Chapitre 5
Je me réveillais d’un sommeil sans rêves. J’ouvrais les yeux et mes rétines étaient d’emblée attaquées par la forte luminosité de la pièce. Je n’avais jamais vu une lumière si vive. Mes yeux me faisaient atrocement souffrir. Sur le moment, je pensais être dans une salle de torture, mais m’habituant petit à petit à la lumière, je pus, au fur et à mesure, distinguer les détails de la pièce. J’étais couché sur une couche métallique. Je n’aurais jamais pensé utiliser le métal pour créer des éléments aussi futiles. Dans mon monde, le métal était fait pour fabriquer nos armes, nos armures, nos vaisseaux et nos industries. Il y avait beaucoup d’objets dans la pièce dont j’ignorais, pour la grande majorité, ce qu’ils étaient et à laquelle ils servaient. La pièce était assez grande. Trois couches identiques à la mienne se trouvaient à côté de moi, espacées d’environ un mètre trente. Je me mis assis. On m’avait retiré mon armure ainsi que mon arme. Ce dernier élément était secondaire. Les seules fois où je l’utilisais étaient durant l’entraînement ou bien quand il fallait abattre des déserteurs enrôlés de force parmi nos esclaves.
La porte s’ouvrit au moment où je me levais. Une personne entra dans la pièce tandis que je me vautrais par terre comme une larve. La personne accourut dans ma direction et une voix de femme me dit télépathiquement :
— Ce n’est pas raisonnable de se lever. Nous venons à peine de soigner ton œil et tes terminaisons nerveuses ne sont pas encore synchrones avec ton énergie.
— Qu’est-ce que c’est ce charabia ???...
Je n’en avais aucune idée. Je levais ma tête pour savoir à qui j’avais à faire. Lorsque je vis la personne, c’est comme si on m’avait fracassé le crâne et le peu de raison qui me restait à coup de masse. J’avais à quelques centimètres de moi le visage de la jeune femme aux yeux bleus qui m’avait « hypnotisé ».

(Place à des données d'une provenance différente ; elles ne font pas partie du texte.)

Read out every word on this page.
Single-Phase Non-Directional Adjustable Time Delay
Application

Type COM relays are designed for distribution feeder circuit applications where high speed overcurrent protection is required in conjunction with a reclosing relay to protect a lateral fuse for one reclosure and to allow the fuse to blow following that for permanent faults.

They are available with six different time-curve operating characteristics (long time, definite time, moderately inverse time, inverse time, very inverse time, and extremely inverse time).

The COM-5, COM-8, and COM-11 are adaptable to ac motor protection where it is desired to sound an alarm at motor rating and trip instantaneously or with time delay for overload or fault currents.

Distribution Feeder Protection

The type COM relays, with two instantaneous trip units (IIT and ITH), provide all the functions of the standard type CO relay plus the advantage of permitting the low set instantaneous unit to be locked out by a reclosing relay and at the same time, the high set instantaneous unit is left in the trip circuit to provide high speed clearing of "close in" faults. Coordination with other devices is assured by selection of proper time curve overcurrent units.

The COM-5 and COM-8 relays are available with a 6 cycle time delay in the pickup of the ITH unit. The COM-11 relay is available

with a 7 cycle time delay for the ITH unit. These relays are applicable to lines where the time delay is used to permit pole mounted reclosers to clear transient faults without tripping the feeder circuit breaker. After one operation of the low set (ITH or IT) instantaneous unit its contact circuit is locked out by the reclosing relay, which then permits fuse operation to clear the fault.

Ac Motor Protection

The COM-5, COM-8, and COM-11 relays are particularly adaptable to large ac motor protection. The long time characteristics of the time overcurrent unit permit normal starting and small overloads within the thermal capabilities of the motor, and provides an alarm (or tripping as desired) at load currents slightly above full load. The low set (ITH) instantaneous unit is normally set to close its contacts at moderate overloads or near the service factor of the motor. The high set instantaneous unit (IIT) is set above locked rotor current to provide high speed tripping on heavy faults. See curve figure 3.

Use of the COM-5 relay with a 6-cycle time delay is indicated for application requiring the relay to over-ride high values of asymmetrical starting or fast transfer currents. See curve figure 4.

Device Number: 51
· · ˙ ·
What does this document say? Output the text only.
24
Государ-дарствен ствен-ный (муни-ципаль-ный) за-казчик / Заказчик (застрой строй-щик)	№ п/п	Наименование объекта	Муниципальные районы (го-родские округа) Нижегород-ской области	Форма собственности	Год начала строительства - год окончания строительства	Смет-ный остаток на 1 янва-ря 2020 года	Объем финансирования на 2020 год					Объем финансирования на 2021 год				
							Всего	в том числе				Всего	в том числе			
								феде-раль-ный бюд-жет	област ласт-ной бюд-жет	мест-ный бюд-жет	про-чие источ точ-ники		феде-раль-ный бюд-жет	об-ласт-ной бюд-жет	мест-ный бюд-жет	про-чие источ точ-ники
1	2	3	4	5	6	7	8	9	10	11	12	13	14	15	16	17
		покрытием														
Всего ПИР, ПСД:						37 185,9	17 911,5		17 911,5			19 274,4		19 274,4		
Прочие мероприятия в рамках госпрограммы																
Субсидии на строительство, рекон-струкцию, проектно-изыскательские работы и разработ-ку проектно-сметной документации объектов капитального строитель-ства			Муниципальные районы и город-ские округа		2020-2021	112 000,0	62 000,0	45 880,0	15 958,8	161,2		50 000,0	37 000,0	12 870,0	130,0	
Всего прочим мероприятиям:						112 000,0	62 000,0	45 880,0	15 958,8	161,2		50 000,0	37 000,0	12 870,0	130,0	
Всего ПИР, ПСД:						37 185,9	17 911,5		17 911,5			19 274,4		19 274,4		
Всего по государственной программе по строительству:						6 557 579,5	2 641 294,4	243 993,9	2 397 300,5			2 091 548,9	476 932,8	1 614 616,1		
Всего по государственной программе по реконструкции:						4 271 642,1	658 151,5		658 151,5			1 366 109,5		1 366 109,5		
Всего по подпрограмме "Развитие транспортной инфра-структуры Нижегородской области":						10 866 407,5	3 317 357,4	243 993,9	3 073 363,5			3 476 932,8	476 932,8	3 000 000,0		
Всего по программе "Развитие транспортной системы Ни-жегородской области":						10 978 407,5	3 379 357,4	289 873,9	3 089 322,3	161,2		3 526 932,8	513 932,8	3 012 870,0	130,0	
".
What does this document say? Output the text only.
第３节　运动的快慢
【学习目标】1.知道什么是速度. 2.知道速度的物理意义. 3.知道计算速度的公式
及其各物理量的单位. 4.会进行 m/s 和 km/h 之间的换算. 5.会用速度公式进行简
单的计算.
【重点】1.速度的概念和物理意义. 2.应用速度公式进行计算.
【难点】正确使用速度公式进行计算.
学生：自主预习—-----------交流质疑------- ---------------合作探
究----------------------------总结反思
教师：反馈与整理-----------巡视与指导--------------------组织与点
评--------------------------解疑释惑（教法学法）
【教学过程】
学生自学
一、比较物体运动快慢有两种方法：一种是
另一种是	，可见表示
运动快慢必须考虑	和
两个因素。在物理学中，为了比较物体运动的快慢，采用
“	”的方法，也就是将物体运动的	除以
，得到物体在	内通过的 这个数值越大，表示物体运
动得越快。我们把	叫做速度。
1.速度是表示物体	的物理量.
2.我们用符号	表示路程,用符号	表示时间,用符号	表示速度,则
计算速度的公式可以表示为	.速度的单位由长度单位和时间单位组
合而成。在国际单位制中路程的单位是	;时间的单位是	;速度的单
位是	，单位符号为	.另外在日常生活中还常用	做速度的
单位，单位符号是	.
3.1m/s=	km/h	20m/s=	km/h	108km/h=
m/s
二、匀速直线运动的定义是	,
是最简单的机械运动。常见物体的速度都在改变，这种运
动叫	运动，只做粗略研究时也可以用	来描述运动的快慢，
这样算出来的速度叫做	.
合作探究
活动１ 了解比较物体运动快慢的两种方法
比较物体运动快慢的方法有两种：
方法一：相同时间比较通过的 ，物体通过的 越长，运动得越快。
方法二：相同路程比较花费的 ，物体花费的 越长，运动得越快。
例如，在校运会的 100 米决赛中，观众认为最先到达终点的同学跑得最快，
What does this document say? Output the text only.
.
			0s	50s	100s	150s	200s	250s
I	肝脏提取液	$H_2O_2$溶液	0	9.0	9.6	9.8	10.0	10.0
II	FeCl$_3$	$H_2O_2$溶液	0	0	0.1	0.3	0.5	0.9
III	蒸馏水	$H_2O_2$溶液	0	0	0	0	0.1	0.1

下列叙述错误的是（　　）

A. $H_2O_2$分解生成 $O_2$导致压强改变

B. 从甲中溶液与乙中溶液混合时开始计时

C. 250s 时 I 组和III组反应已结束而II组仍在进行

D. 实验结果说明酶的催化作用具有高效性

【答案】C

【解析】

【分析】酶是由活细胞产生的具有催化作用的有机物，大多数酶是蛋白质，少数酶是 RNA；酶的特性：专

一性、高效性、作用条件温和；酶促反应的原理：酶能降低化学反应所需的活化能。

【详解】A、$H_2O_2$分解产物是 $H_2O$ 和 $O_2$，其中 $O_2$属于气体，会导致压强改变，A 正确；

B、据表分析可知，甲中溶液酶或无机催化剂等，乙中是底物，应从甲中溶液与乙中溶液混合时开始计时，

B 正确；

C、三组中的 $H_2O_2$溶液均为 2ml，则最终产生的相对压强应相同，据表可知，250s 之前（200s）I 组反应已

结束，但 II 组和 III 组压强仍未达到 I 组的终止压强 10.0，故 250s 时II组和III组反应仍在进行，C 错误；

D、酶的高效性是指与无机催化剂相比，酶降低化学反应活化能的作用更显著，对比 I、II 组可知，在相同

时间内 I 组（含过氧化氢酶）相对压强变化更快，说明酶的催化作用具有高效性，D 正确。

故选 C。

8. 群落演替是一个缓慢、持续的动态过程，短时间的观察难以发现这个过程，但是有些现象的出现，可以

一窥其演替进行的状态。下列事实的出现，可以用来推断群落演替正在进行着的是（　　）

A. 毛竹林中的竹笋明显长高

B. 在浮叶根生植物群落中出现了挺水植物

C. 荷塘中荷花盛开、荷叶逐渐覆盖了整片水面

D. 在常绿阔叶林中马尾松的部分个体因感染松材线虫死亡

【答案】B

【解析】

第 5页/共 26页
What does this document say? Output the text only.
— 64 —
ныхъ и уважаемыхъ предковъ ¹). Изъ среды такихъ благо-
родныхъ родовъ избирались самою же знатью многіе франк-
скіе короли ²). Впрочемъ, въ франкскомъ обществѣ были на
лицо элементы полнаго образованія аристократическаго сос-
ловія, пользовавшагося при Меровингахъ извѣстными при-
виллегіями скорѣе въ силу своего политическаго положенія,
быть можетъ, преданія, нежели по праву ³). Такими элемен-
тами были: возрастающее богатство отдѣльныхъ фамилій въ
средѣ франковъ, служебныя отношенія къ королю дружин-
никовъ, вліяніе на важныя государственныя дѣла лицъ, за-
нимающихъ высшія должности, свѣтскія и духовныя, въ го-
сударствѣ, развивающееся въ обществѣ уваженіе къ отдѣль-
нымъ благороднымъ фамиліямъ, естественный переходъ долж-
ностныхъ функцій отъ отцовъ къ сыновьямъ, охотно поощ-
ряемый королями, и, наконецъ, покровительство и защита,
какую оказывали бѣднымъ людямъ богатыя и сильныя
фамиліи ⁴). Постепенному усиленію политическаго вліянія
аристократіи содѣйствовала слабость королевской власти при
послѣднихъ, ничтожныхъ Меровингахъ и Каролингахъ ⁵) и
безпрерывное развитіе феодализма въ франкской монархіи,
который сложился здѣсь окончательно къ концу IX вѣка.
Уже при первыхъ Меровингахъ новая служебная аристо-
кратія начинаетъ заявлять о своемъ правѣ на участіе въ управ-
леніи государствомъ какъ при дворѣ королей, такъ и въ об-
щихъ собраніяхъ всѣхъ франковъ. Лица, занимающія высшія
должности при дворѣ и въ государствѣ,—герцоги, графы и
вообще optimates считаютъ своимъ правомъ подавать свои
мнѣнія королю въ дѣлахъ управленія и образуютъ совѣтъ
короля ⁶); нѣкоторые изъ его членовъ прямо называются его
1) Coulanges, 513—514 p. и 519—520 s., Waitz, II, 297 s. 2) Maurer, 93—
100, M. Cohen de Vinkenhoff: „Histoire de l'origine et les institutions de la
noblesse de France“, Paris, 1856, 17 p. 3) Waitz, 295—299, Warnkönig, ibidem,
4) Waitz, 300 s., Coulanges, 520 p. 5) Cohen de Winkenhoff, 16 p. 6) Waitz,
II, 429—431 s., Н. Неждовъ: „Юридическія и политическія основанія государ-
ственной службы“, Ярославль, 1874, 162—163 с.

Perdu dans ses yeux, je ne me reconnaissais pas. Je revoyais ma vie depuis mon apprentissage du sang. Qu’est-ce qui m’avait changé à ce point ? Moi, l’un des plus crains de mon espèce, en l’espace de quelques cycles, je m’étais adouci de plus en plus au point d’avoir du respect et un sentiment étrange pour mes femelles et ma progéniture. J’avais même refusé qu’ils passent l’apprentissage du sang pour les mâles et l’apprentissage des plaisirs pour les femelles. Alors que pour mon peuple abuser sexuellement et énergétiquement de la famille était un élément majeur de notre société, je ne l’avais jamais fait ni même pensé à le faire.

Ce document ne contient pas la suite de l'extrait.